Suaraindo.id – Warga Desa Pangkalan Buton, Kecamatan Sukadana, Kabupaten Kayong Utara, mengeluhkan pencemaran sungai yang diduga diakibatkan oleh aktivitas penambangan pasir. Kondisi ini telah berdampak serius terhadap kehidupan masyarakat, terutama pembudidaya ikan dan nelayan yang menggantungkan hidup dari sungai tersebut.
Pantauan warga, air sungai yang dahulu jernih kini berubah keruh dan berlumpur pekat. Seorang warga yang enggan disebutkan namanya menuturkan, perubahan kualitas air sungai membuatnya terpaksa menghentikan kegiatan budidaya ikan yang telah digelutinya sejak tahun 2022.
“Kondisi air di Sungai Pangkalan Buton, Gang Gemuruh dan sekitarnya sekarang seperti kopi susu. Saya sebagai pembudidaya ikan, sejak 2024 tidak bisa beroperasi lagi karena air sungai yang jadi sumber utama sudah tidak layak digunakan,” ujarnya, Minggu (11/5/2025).
Tak hanya pembudidaya ikan, nelayan yang biasa menangkap ikan di Sungai Gemuruh juga turut merasakan dampaknya. Menurutnya, hasil tangkapan para nelayan menurun drastis sejak aktivitas penambangan pasir diduga tanpa izin itu berlangsung.
“Kalau bicara soal izin, usaha saya punya izin resmi. Tapi aktivitas tambang ini merusak ekosistem sungai. Teman-teman nelayan cerita, tangkapan mereka sekarang hampir tidak ada, padahal sebelumnya cukup untuk mencukupi kebutuhan sehari-hari,” sambungnya.
Warga berharap pihak berwenang segera mengambil langkah tegas untuk mengatasi persoalan ini.
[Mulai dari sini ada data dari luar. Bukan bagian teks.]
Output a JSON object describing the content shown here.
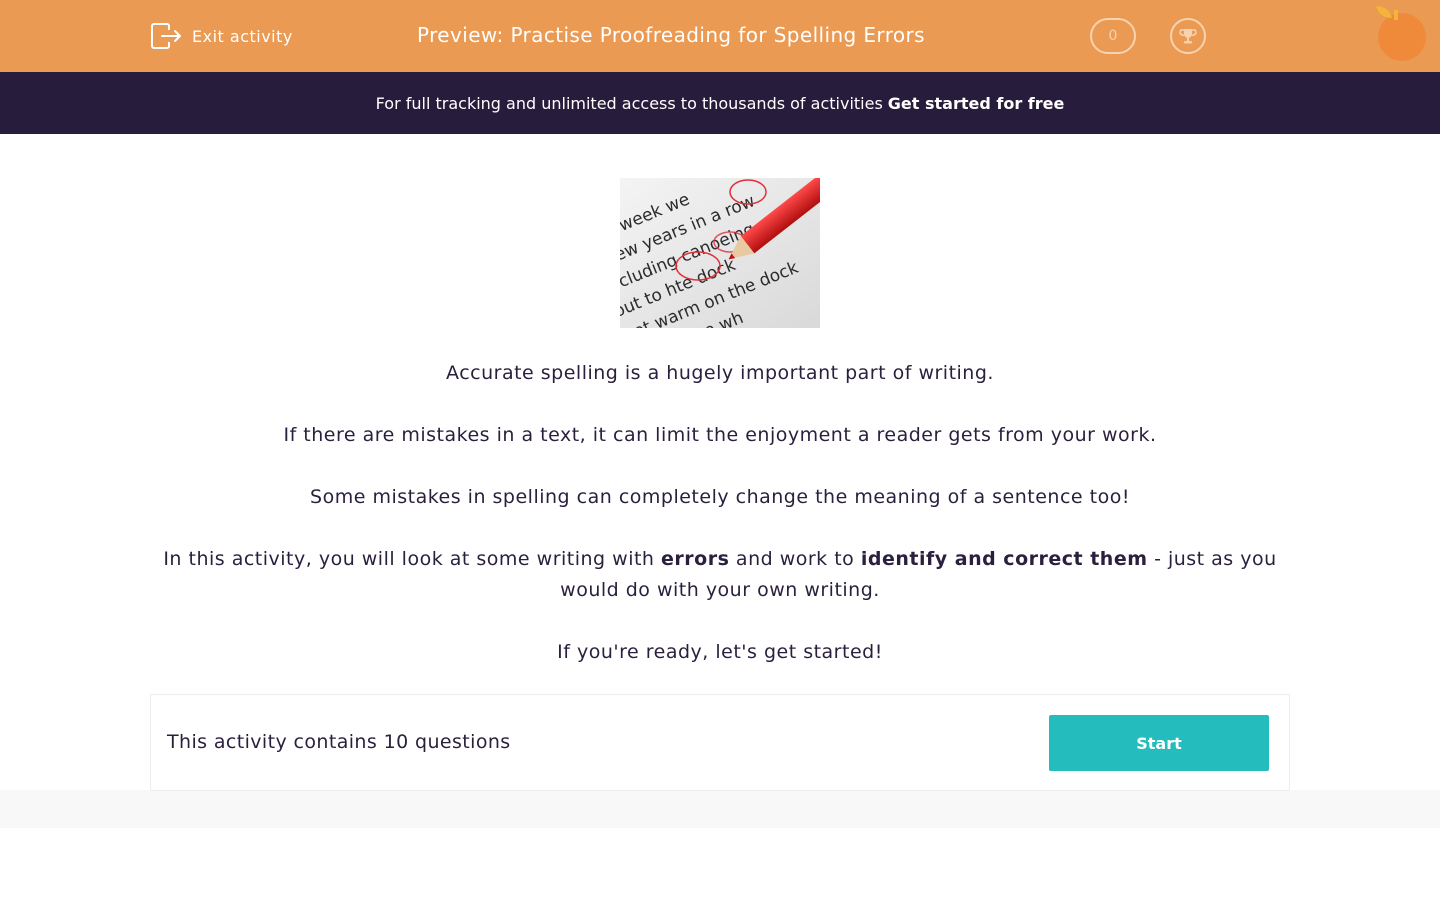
{
  "header": {
    "exit_label": "Exit activity",
    "title": "Preview: Practise Proofreading for Spelling Errors",
    "score": "0",
    "brand_color": "#ea9a52"
  },
  "banner": {
    "text": "For full tracking and unlimited access to thousands of activities",
    "link": "Get started for free"
  },
  "image": {
    "lines": [
      "one week we",
      "a few years in a row",
      "including canoeing",
      "out to hte dock",
      "get warm on the dock",
      "splash me wh"
    ]
  },
  "intro": {
    "p1": "Accurate spelling is a hugely important part of writing.",
    "p2": "If there are mistakes in a text, it can limit the enjoyment a reader gets from your work.",
    "p3": "Some mistakes in spelling can completely change the meaning of a sentence too!",
    "p4_a": "In this activity, you will look at some writing with",
    "p4_b": "errors",
    "p4_c": "and work to",
    "p4_d": "identify and correct them",
    "p4_e": "- just as you would do with your own writing.",
    "p5": "If you're ready, let's get started!"
  },
  "card": {
    "text": "This activity contains 10 questions",
    "start_label": "Start",
    "button_color": "#24bcbd"
  }
}
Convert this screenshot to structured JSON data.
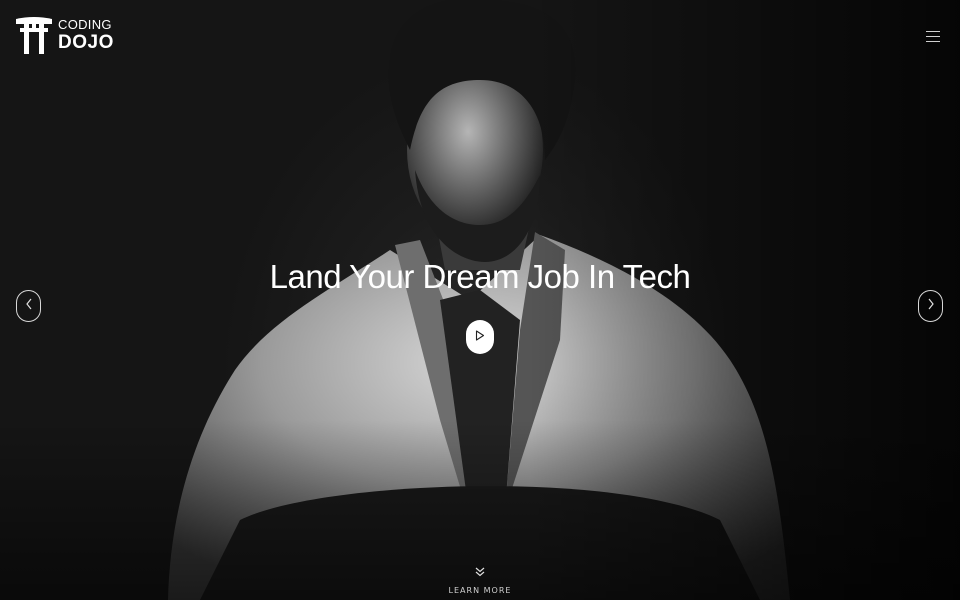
{
  "header": {
    "logo": {
      "line1": "CODING",
      "line2": "DOJO",
      "icon": "torii-gate-icon"
    },
    "menu_icon": "hamburger-menu-icon"
  },
  "hero": {
    "headline": "Land Your Dream Job In Tech",
    "play_icon": "play-icon",
    "prev_icon": "chevron-left-icon",
    "next_icon": "chevron-right-icon",
    "learn_more_label": "LEARN MORE",
    "learn_more_icon": "double-chevron-down-icon"
  },
  "colors": {
    "background": "#141414",
    "text": "#ffffff",
    "muted_text": "#cfcfcf"
  }
}
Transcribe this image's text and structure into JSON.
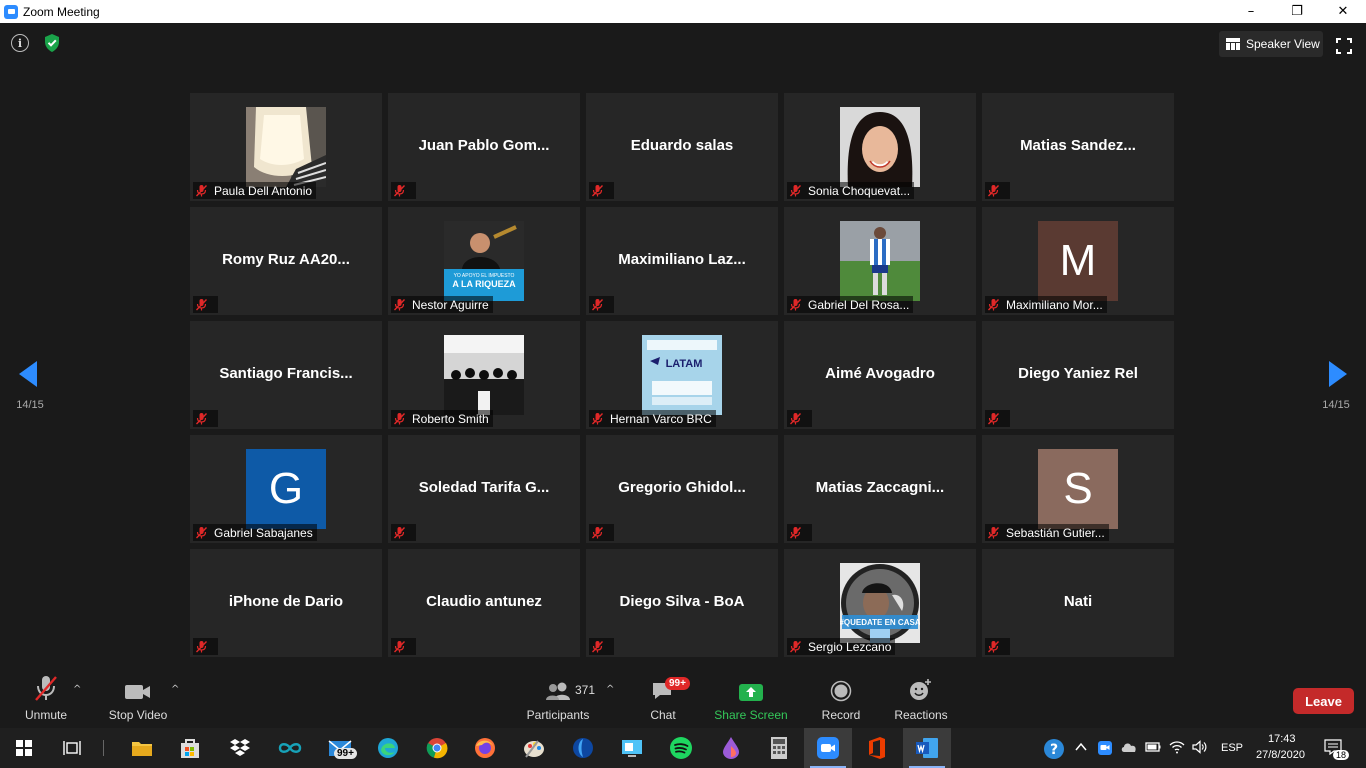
{
  "window": {
    "title": "Zoom Meeting",
    "controls": [
      "–",
      "❐",
      "✕"
    ]
  },
  "top": {
    "speaker_view_label": "Speaker View"
  },
  "pagination": {
    "left_label": "14/15",
    "right_label": "14/15"
  },
  "participants": [
    {
      "name": "Paula Dell Antonio",
      "kind": "photo",
      "photo": "blonde"
    },
    {
      "name": "Juan  Pablo Gom...",
      "kind": "name"
    },
    {
      "name": "Eduardo salas",
      "kind": "name"
    },
    {
      "name": "Sonia Choquevat...",
      "kind": "photo",
      "photo": "woman"
    },
    {
      "name": "Matias  Sandez...",
      "kind": "name"
    },
    {
      "name": "Romy Ruz AA20...",
      "kind": "name"
    },
    {
      "name": "Nestor Aguirre",
      "kind": "photo",
      "photo": "nestor",
      "photo_caption_1": "YO APOYO EL IMPUESTO",
      "photo_caption_2": "A LA RIQUEZA"
    },
    {
      "name": "Maximiliano  Laz...",
      "kind": "name"
    },
    {
      "name": "Gabriel Del Rosa...",
      "kind": "photo",
      "photo": "soccer"
    },
    {
      "name": "Maximiliano Mor...",
      "kind": "letter",
      "letter": "M",
      "color": "#5a3a32"
    },
    {
      "name": "Santiago  Francis...",
      "kind": "name"
    },
    {
      "name": "Roberto Smith",
      "kind": "photo",
      "photo": "room"
    },
    {
      "name": "Hernan Varco BRC",
      "kind": "photo",
      "photo": "latam",
      "photo_caption_1": "LATAM"
    },
    {
      "name": "Aimé Avogadro",
      "kind": "name"
    },
    {
      "name": "Diego Yaniez Rel",
      "kind": "name"
    },
    {
      "name": "Gabriel Sabajanes",
      "kind": "letter",
      "letter": "G",
      "color": "#0e5aa7"
    },
    {
      "name": "Soledad  Tarifa  G...",
      "kind": "name"
    },
    {
      "name": "Gregorio  Ghidol...",
      "kind": "name"
    },
    {
      "name": "Matias  Zaccagni...",
      "kind": "name"
    },
    {
      "name": "Sebastián Gutier...",
      "kind": "letter",
      "letter": "S",
      "color": "#8a6a5e"
    },
    {
      "name": "iPhone de Dario",
      "kind": "name"
    },
    {
      "name": "Claudio antunez",
      "kind": "name"
    },
    {
      "name": "Diego Silva - BoA",
      "kind": "name"
    },
    {
      "name": "Sergio Lezcano",
      "kind": "photo",
      "photo": "sergio",
      "photo_caption_1": "#QUEDATE EN CASA"
    },
    {
      "name": "Nati",
      "kind": "name"
    }
  ],
  "toolbar": {
    "unmute": "Unmute",
    "stop_video": "Stop Video",
    "participants": "Participants",
    "participants_count": "371",
    "chat": "Chat",
    "chat_badge": "99+",
    "share_screen": "Share Screen",
    "record": "Record",
    "reactions": "Reactions",
    "leave": "Leave"
  },
  "taskbar": {
    "mail_badge": "99+",
    "language": "ESP",
    "time": "17:43",
    "date": "27/8/2020",
    "notifications": "18"
  },
  "colors": {
    "accent_blue": "#2d8cff",
    "leave_red": "#c42a2a",
    "share_green": "#23b14d"
  }
}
Mereka menilai, kerusakan lingkungan akibat tambang pasir sudah sangat merugikan masyarakat sekitar.
Menanggapi keluhan tersebut, Kepala Dinas Perumahan, Permukiman dan Lingkungan Hidup (Perkim LH) Kabupaten Kayong Utara, Wahono, menyarankan agar masyarakat segera membuat aduan resmi ke instansi terkait.
“Terkait pengaduan indikasi pencemaran sungai akibat aktivitas tambang pasir, warga dapat melapor ke layanan pengaduan lingkungan di Dinas Perkim LH KKU. Namun, karena kewenangan perizinan tambang berada di Pemerintah Provinsi Kalimantan Barat, laporan ini akan kami teruskan ke Dinas Lingkungan Hidup Provinsi untuk ditindaklanjuti,” jelas Wahono.
Ia menegaskan, pihaknya hanya memiliki kewenangan dalam pengumpulan data dan temuan lapangan, sementara penindakan lebih lanjut akan dilakukan oleh pemerintah provinsi.
Warga berharap aduan mereka tidak berhenti hanya pada pengumpulan data, tetapi benar-benar direspons dengan tindakan nyata untuk menyelamatkan ekosistem sungai yang menjadi sumber penghidupan mereka selama ini.